Coset representatives of principal congruence subgroups $\Gamma_l$ of $SL(n,\mathbb{Z})$ Consider the level $l$ principal congruence subgroup $\Gamma_l$ of the special linear group $SL(n,\mathbb{Z})$ defined as the kernel of the natural map $\phi : SL(n,\mathbb{Z}) \rightarrow SL(n,\mathbb{Z}/l\mathbb{Z})$.
Then the cosets of $\Gamma_l$ partition $SL(n,\mathbb{Z})$.
My questions are:


*

*What is the index of $\Gamma_l$?

*How to explicitly construct the cosets of $\Gamma_l$?
p.s. This question was asked at Mathoverflow, but put on hold for some reason. So I think I may ask it again here.
 A: Hints.


*

*Show that the canonical map $SL(n, \mathbf{Z}) \to SL(n, \mathbf{Z}/l\mathbf{Z})$ is surjective. 

*Using the first isomorphism theorem, the index of $\Gamma_l$ (traditionally called $\Gamma(l)$) is the order of the finite group $SL(n, \mathbf{Z}/l\mathbf{Z})$. 
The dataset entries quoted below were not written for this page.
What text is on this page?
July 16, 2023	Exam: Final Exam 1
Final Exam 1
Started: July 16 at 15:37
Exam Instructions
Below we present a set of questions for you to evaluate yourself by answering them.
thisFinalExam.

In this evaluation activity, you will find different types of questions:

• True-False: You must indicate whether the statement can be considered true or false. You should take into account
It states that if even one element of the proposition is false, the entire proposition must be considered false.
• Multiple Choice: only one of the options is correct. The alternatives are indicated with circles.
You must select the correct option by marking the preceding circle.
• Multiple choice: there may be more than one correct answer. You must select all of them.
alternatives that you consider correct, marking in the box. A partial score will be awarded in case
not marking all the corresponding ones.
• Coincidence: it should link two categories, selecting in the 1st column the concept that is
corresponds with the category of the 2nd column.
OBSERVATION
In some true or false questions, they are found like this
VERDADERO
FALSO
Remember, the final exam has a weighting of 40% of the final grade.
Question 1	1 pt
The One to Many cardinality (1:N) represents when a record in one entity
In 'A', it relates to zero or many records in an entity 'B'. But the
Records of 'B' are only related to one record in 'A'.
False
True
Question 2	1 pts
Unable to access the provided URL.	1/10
*We compute the order of the group $GL(n, \mathbf{Z}/l\mathbf{Z})$ and realise the group $SL(n, \mathbf{Z}/l\mathbf{Z})$ as the kernel of the determinant map $\det: GL(n, \mathbf{Z}/l\mathbf{Z}) \to (\mathbf{Z}/l\mathbf{Z})^\ast$ (which is surjective). 

*The Chinese remainder theorem lifts to the isomorphism of groups 
$$GL(n, \mathbf{Z}/l\mathbf{Z}) \overset{\sim}{\to} \prod_{p^\alpha \parallel l} GL(n, \mathbf{Z}/p^\alpha\mathbf{Z}).$$

*For primes $p$, the order of the group $GL(n, \mathbf{Z}/p\mathbf{Z})$ is quite easy to compute. Study the canonical surjection 
$$GL(n, \mathbf{Z}/p^{\alpha+1}\mathbf{Z}) \to GL(n, \mathbf{Z}/p^\alpha\mathbf{Z})$$
to find the order of $GL(n, \mathbf{Z}/p^{\alpha+1}\mathbf{Z})$. (Here, show first that the kernel is a $p$-group using binomial theorem.) 


Here is an in-principle answer for coset representatives: the coset representatives for $\Gamma(l)$ in $SL(n, \mathbf{Z})$ is just given by lifts of elements in $SL(n, \mathbf{Z}/l\mathbf{Z})$. This answer is not as "satisfactory" or as "computable" in the case $n = 2$, where there is a rather explicit recipe.  

For n = 2, one can construct coset representatives for the principal congruence subgroup starting with ideas in this answer of mine.